Читаем ЛЮБОВЬ И ВОЛЯ полностью

В сновидении этой женщины возникло нечто очень важное — способность посмотреть в лицо смерти, способность, которая является предпосылкой развития, предпосылкой самосознания. В данном случае я воспринимаю оргазм как психофизический символ способности отказаться от своего "я", расстаться со своим нынешним безопасным состоянием, чтобы совершить прыжок в более глубокое ощущение. Неслучайно оргазм часто является символом смерти и нового рождения. Миф о гибели в воде и новом рождении кочевал из религии в религию и из цивилизации в цивилизацию, как миф о крещении — существо погружалось в воду, тонуло, умирало, чтобы родиться снова. То был смелый прыжок в небытие, с перспективой обретения нового бытия.
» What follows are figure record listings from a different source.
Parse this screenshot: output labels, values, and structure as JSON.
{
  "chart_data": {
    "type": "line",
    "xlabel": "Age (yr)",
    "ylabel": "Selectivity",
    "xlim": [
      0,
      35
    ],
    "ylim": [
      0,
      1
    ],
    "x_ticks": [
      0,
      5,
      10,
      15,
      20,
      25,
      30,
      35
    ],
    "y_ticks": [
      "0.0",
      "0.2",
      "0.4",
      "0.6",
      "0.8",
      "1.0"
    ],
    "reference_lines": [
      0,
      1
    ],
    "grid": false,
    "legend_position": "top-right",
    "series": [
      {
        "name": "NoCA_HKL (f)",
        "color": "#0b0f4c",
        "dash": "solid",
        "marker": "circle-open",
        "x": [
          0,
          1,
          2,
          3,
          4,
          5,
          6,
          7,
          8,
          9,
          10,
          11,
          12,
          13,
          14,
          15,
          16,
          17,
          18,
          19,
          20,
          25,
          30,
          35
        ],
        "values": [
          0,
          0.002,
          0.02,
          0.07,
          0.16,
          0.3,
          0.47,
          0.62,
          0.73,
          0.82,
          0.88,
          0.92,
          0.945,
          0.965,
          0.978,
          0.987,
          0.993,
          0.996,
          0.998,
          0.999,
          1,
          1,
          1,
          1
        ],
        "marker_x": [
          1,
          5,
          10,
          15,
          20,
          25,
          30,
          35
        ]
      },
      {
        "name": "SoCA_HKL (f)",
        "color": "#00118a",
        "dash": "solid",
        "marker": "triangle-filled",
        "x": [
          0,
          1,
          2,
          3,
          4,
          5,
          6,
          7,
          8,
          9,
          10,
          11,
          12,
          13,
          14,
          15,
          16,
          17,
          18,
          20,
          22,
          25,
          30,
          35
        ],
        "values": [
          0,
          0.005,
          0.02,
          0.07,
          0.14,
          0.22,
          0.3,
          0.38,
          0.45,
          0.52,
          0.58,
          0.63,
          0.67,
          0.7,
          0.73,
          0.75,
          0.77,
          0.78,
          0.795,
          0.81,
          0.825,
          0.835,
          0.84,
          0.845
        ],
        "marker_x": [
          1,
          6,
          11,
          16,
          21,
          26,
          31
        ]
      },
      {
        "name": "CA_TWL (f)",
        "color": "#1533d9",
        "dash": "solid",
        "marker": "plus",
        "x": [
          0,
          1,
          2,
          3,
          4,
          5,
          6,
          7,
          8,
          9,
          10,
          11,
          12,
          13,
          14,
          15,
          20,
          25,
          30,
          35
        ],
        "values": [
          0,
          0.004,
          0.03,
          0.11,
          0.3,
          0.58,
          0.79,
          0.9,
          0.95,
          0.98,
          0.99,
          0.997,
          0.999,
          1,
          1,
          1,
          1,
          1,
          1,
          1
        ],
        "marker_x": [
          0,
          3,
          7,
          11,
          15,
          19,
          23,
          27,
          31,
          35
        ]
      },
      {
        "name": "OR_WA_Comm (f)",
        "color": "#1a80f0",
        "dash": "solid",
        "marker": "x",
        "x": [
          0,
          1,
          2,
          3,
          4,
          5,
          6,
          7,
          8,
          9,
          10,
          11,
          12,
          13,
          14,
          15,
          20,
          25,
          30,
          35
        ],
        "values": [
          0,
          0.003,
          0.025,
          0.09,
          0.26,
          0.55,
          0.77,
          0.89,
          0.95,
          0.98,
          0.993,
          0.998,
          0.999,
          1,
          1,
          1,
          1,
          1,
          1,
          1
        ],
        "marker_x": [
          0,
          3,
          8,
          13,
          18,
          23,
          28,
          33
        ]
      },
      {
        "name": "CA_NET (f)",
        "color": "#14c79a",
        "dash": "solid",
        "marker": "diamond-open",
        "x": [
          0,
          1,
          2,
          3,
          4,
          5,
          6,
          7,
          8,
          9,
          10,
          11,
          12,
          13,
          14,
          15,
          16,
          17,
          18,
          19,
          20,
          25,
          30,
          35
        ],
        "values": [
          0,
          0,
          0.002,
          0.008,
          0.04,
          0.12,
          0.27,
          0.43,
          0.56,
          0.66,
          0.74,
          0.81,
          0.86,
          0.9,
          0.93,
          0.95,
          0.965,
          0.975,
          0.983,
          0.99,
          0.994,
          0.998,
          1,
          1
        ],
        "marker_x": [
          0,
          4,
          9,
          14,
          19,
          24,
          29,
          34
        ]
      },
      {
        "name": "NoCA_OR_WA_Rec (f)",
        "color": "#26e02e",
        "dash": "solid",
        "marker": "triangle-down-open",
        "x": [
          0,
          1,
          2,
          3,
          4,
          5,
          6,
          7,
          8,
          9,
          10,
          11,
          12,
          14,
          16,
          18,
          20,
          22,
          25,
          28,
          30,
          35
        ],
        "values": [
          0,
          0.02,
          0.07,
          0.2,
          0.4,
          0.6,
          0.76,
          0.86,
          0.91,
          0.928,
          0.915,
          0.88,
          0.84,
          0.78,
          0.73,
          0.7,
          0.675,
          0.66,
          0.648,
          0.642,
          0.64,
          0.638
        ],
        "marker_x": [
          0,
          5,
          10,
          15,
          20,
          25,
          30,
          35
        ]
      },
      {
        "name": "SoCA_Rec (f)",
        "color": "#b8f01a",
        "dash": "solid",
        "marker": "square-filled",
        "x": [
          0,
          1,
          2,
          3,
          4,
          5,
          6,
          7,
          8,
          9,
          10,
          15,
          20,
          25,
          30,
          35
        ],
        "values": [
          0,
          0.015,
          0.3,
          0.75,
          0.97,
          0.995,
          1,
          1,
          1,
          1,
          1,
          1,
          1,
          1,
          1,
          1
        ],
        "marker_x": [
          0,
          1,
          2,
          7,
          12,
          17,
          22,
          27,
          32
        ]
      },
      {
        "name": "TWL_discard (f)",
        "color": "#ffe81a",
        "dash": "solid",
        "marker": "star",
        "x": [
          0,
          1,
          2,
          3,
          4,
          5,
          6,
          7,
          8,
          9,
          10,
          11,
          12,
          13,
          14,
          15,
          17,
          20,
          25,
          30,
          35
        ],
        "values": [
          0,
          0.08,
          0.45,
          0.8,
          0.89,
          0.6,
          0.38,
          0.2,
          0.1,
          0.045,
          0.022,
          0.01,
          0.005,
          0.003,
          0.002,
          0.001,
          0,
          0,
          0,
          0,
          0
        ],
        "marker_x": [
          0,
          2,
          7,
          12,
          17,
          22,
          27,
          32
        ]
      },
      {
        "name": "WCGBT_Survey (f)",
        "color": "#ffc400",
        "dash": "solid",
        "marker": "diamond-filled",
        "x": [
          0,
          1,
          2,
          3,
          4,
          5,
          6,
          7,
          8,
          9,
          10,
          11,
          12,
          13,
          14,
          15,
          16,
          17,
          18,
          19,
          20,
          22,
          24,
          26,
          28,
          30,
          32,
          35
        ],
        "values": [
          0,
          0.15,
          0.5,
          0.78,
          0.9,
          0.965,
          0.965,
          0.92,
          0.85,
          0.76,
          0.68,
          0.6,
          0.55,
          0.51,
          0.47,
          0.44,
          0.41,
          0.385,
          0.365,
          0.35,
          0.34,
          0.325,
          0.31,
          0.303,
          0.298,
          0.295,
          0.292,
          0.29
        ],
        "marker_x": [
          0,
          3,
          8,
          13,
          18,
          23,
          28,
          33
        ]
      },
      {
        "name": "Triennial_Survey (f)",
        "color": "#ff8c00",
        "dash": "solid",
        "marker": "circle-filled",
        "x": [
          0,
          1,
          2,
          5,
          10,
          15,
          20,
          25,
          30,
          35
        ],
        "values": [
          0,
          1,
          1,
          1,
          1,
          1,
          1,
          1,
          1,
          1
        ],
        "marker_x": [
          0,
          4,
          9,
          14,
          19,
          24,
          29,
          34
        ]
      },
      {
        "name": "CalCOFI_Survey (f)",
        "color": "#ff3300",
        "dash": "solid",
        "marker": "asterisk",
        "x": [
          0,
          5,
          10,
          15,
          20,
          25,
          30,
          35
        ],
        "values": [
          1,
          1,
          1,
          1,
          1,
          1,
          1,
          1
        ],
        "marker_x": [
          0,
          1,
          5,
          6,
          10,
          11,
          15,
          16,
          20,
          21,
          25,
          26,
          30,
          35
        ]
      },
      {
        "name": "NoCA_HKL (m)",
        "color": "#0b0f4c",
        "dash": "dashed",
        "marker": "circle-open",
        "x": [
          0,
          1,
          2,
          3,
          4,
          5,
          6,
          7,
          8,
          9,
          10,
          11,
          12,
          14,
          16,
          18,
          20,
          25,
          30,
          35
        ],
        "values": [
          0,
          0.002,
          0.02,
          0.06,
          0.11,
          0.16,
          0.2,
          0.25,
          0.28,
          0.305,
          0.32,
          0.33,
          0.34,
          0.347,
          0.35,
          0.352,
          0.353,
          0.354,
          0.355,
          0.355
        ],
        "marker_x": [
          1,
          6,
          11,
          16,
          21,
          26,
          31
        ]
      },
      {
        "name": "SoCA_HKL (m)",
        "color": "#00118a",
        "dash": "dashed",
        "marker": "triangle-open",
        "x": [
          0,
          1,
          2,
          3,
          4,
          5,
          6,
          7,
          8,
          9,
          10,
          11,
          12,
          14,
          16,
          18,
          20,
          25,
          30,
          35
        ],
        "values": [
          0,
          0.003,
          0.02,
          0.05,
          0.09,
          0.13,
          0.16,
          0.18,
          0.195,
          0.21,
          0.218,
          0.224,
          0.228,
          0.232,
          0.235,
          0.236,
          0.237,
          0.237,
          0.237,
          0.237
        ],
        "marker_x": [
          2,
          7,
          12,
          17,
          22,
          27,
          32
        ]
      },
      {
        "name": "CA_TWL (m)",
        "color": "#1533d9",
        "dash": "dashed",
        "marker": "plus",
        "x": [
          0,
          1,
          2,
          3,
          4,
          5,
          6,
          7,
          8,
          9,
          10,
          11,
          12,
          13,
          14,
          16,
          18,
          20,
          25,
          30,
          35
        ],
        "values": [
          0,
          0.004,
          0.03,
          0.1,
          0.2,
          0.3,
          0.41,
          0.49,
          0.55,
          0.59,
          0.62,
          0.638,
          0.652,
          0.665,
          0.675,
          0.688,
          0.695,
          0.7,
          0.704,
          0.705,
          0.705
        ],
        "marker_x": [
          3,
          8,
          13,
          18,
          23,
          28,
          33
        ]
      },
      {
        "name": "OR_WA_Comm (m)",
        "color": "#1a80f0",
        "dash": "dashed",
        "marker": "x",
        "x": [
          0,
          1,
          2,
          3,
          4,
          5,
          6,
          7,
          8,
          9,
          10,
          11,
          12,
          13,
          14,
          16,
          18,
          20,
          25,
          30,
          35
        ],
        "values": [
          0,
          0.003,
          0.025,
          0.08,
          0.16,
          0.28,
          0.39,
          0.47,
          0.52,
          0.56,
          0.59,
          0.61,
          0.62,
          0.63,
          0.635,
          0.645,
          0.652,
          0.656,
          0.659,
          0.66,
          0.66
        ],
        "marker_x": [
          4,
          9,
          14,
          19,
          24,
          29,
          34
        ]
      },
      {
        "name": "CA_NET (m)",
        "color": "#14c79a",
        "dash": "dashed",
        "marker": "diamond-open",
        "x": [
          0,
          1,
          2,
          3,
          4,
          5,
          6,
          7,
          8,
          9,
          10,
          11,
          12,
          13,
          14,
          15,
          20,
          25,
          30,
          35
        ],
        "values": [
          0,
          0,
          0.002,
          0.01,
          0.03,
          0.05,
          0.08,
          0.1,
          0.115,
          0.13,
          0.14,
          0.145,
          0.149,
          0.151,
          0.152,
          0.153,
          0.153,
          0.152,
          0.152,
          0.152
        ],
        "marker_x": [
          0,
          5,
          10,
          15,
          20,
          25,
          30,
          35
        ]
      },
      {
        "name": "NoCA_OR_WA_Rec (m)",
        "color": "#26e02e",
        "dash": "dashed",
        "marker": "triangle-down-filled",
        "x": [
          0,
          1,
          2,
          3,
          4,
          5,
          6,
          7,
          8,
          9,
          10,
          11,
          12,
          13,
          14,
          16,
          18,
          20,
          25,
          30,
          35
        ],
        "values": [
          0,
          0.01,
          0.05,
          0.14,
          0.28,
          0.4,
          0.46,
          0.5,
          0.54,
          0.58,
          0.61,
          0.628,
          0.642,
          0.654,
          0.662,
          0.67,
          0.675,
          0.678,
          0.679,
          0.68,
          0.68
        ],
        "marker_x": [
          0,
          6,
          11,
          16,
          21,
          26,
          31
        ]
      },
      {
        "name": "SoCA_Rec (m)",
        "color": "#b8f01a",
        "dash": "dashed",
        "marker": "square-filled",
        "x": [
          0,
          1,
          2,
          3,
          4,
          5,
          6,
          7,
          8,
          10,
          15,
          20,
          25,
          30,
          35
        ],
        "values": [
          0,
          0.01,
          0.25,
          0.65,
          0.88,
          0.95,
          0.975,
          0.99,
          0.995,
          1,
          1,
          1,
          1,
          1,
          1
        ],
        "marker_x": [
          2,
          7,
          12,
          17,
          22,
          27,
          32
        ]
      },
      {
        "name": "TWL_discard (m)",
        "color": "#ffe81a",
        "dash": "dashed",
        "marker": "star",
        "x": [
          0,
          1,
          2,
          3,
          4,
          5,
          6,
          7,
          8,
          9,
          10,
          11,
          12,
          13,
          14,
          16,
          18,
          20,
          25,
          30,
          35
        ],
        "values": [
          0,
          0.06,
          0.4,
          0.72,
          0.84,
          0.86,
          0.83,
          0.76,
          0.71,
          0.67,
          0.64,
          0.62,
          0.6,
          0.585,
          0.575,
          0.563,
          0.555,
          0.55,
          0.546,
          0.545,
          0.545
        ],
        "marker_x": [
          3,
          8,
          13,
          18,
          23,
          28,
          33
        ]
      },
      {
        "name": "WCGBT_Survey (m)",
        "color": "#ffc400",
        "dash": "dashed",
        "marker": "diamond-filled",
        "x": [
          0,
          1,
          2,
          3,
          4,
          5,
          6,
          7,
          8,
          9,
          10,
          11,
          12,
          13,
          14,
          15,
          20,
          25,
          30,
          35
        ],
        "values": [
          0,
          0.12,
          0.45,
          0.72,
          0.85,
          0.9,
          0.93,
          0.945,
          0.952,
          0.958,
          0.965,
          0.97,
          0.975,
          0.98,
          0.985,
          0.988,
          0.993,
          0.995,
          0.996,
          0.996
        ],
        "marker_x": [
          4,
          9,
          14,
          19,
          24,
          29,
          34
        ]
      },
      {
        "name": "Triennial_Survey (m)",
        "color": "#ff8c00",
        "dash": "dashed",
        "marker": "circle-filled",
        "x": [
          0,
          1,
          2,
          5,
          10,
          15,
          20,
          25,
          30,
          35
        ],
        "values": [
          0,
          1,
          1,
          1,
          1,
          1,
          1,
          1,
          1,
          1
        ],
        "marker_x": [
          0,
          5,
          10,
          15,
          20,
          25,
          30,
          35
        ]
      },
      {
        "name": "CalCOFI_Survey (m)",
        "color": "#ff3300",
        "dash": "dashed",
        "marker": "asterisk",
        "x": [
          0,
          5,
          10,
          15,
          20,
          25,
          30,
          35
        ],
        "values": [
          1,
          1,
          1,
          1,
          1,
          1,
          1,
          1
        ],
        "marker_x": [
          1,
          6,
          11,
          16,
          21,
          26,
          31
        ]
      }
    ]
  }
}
Поэтому каждый подлинный любовный опыт отличается целомудрием. Он каждый раз представляется чем-то новым; мы убеждены, что до нас этого никто и никогда не ощущал, и самонадеянно полагаем, что навсегда запомним это ощущение. Когда я читал в университете лекцию на эту тему, два разных молодых человека подошли ко мне, чтобы сказать с глазу на глаз, что они меня понимают, потому что сами влюблены, но искренне опасаются, что другие студенты меня не поймут. Боюсь, что подобная уверенность — я, и никто другой раньше никогда не влюблялся! — является обычным явлением.

Мифология, эта сокровищница откровений, рождавшихся как попытка толкования человеком своих внутренних ощущений и внутреннего мира на протяжении многих веков, прямо и выразительно говорит о связи любви с тревогой и смертью. Нам нет нужды вспоминать Тристана и Изольду, хотя этот миф, пожалуй, самый яркий. Опираясь на всю эгейскую доисторическую мифологию, Джозеф Кэмпбелл указывает, что образ богини Афродиты и ее сына Эроса — "не что иное, как космическая мать и ее сын — вечно умирающий и вечно-живущий бог". Все мифы о происхождении Эроса имеют именно эту основу, говорит Кэмпбелл.

"Он рождается из яйца Ночи. Он является сыном то Геи и Урана, то Артемиды и Гермеса, то Исиды и Зефира: все без исключения трансформации имеют одну и ту же мифологическую подоплеку, указывая на хорошо нам сейчас известный вечный список тем — добровольно приносящая себя в жертву личность, смерть которой является нашей жизнью, плоть и кровь которой мы вкушаем; жертвой является юная обнимающаяся пара из примитивного ритуала любви-смерти, которую в момент экстаза убивают, чтобы поджарить на священном огне и съесть; жертвами являются растерзанный вепрем Аттис или Адонис, убитый Сетом Осирис, разорванный на куски, зажаренный и съеденный Титанами Дионис. В более поздних очаровательных аллегориях Эроса (Купидона) и его жертвы, бог играет роль злобного врага — неукротимый вепрь, злой брат Сет, кровожадные Титаны — влюбленный же является воплощением умирающего бога".6

Кэмпбелл говорит, что в мифологии древнего Египта любящий и любимый являются палачом и жертвой, которые как будто в какой-то момент пребывают в конфликте, но на самом деле скрываются за кулисами человеческого разума в "пожирающей жизнь, искупающей жизнь, создающей жизнь и оправдывающей жизнь мрачной тайне любви".7

Насколько иначе предстают теперь человеческие проблемы любви, по сравнению с тем, как они выглядят в наших бесконечных разговорах об искусстве любви, о любви как об ответе на наши потребности, как молниеносному самоосуществлению, как удовлетворенности, или же, как технике коммуникации типа "товары — почтой"! Что ж тут удивляться тому, что мы пытаемся свести эрос к чистой физиологии секса или избегаем этой дилеммы вообще, сохраняя полную невозмутимость, используя секс как наркотик и вакцину от порождающего тревогу воздействия эроса.

Можно совершить половой акт, не ощущая при этом никакой особой тревоги. Но совокупляясь в ходе случайных связей, мы отгораживаемся от нашего эроса — то есть мы отрекаемся от страсти в пользу обыденности ощущений; мы отказываемся думать о символическом и личностном смысле акта. Если мы можем заниматься сексом без любви, то нам кажется, что мы спасаемся от демонической тревоги, которая на протяжении многих веков признавалась неотъемлемой частью человеческой любви. Далее, если мы даже можем использовать саму половую активность как бегство от налагаемых эросом обязательств, мы хотим надеяться, что тем самым возвели перед тревогой непреодолимую стену. И мотивом полового акта уже является не чувственное наслаждение или страсть, а искусственный мотив самоутверждения и безопасности; секс сведен к стратегии снятия беспокойства. Тем самым мы готовим почву для последующей импотенции и утраты эмоциональности.